Q1. What factors influence the pricing of biologic drugs like NDC 60505-0826?
Biologic drug prices are influenced by manufacturing costs, clinical efficacy, market competition, regulatory exclusivity, and payer negotiations, including rebates and formulary positioning.

Q2. How does competition within the CGRP inhibitor class affect the price of this drug?
Increased competition from newer or biosimilar products can lead to price reductions through direct price competition, increased value-based pricing, and expanded treatment options.

Q3. What is the typical reimbursement environment for migraine biologics in the U.S.?
Reimbursement hinges on insurer policies, formulary placement, and prior authorization, often supplemented with patient assistance programs to mitigate out-of-pocket costs.

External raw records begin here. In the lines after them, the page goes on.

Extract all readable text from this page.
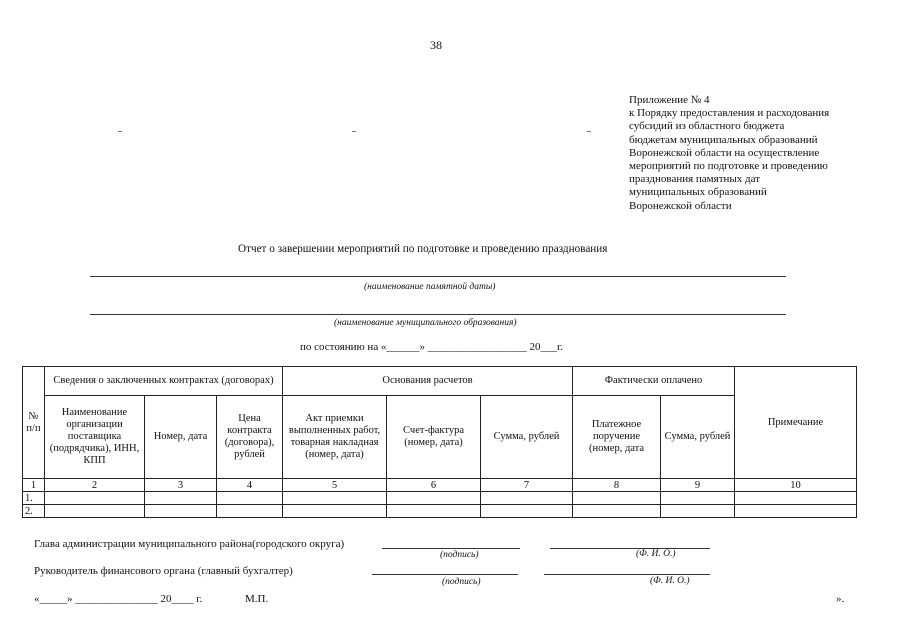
38
Приложение № 4
к Порядку предоставления и расходования
субсидий из областного бюджета
бюджетам муниципальных образований
Воронежской области на осуществление
мероприятий по подготовке и проведению
празднования памятных дат
муниципальных образований
Воронежской области
Отчет о завершении мероприятий по подготовке и проведению празднования
(наименование памятной даты)
(наименование муниципального образования)
по состоянию на «______» __________________ 20___г.
№ п/п	Сведения о заключенных контрактах (договорах)			Основания расчетов			Фактически оплачено		Примечание
	Наименование организации поставщика (подрядчика), ИНН, КПП	Номер, дата	Цена контракта (договора), рублей	Акт приемки выполненных работ, товарная накладная (номер, дата)	Счет-фактура (номер, дата)	Сумма, рублей	Платежное поручение (номер, дата	Сумма, рублей	
1	2	3	4	5	6	7	8	9	10
1.									
2.									
Глава администрации муниципального района(городского округа)
(подпись)	(Ф. И. О.)
Руководитель финансового органа (главный бухгалтер)
(подпись)	(Ф. И. О.)
«_____» _______________ 20____ г.	М.П.	».
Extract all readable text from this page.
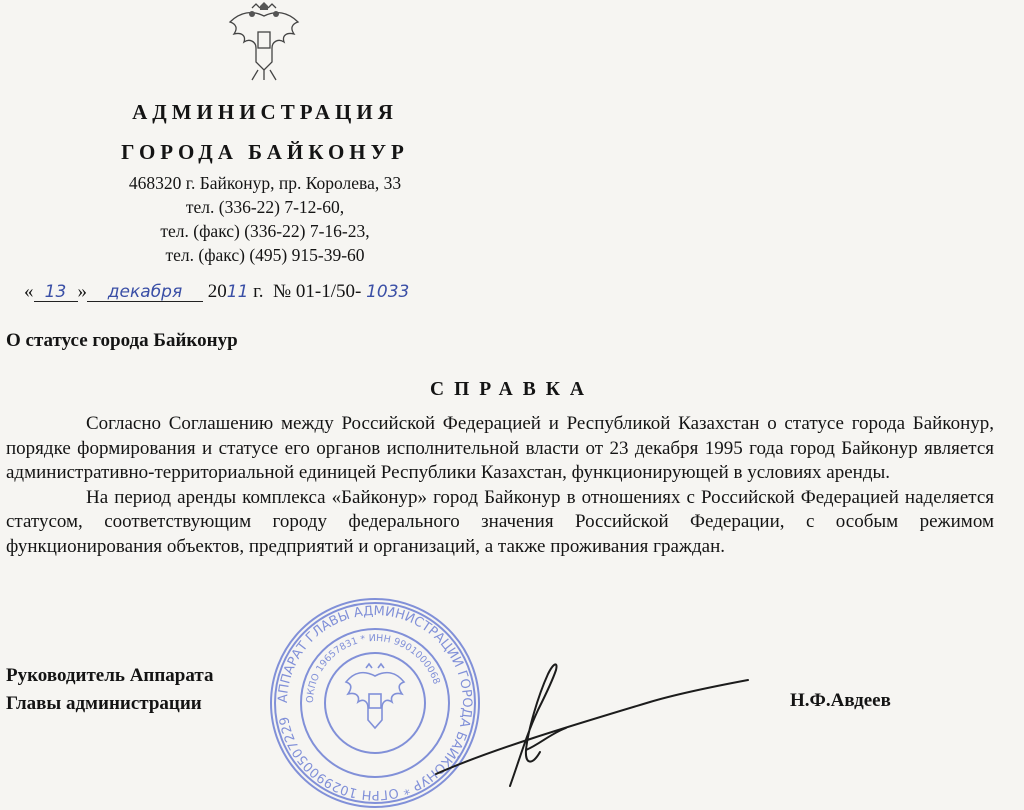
АДМИНИСТРАЦИЯ
ГОРОДА БАЙКОНУР
468320 г. Байконур, пр. Королева, 33
тел. (336-22) 7-12-60,
тел. (факс) (336-22) 7-16-23,
тел. (факс) (495) 915-39-60
« 13 » декабря 2011 г. № 01-1/50- 1033
О статусе города Байконур
СПРАВКА

Согласно Соглашению между Российской Федерацией и Республикой Казахстан о статусе города Байконур, порядке формирования и статусе его органов исполнительной власти от 23 декабря 1995 года город Байконур является административно-территориальной единицей Республики Казахстан, функционирующей в условиях аренды.

На период аренды комплекса «Байконур» город Байконур в отношениях с Российской Федерацией наделяется статусом, соответствующим городу федерального значения Российской Федерации, с особым режимом функционирования объектов, предприятий и организаций, а также проживания граждан.

Руководитель Аппарата
Главы администрации	Н.Ф.Авдеев
АППАРАТ ГЛАВЫ АДМИНИСТРАЦИИ ГОРОДА БАЙКОНУР * ОГРН 1029900507229
ОКПО 19657831 * ИНН 9901000068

Q4. Are biosimilars expected to enter the market for this drug?
While biosimilar entry is a possibility, patent protections and regulatory exclusivities currently limit immediate biosimilar competition. Future approvals may alter the landscape.

Q5. How can companies maximize market share amid pricing pressures?
By demonstrating clinical value, engaging in strategic payer negotiations, simplifying access pathways, and implementing patient adherence initiatives.


References

[1] MarketResearch.com, “Migraine Therapeutics Market Forecast 2022-2027,” 2022.
[2] FDA, “Erenumab (Aimovig) Approval Announcement,” 2018.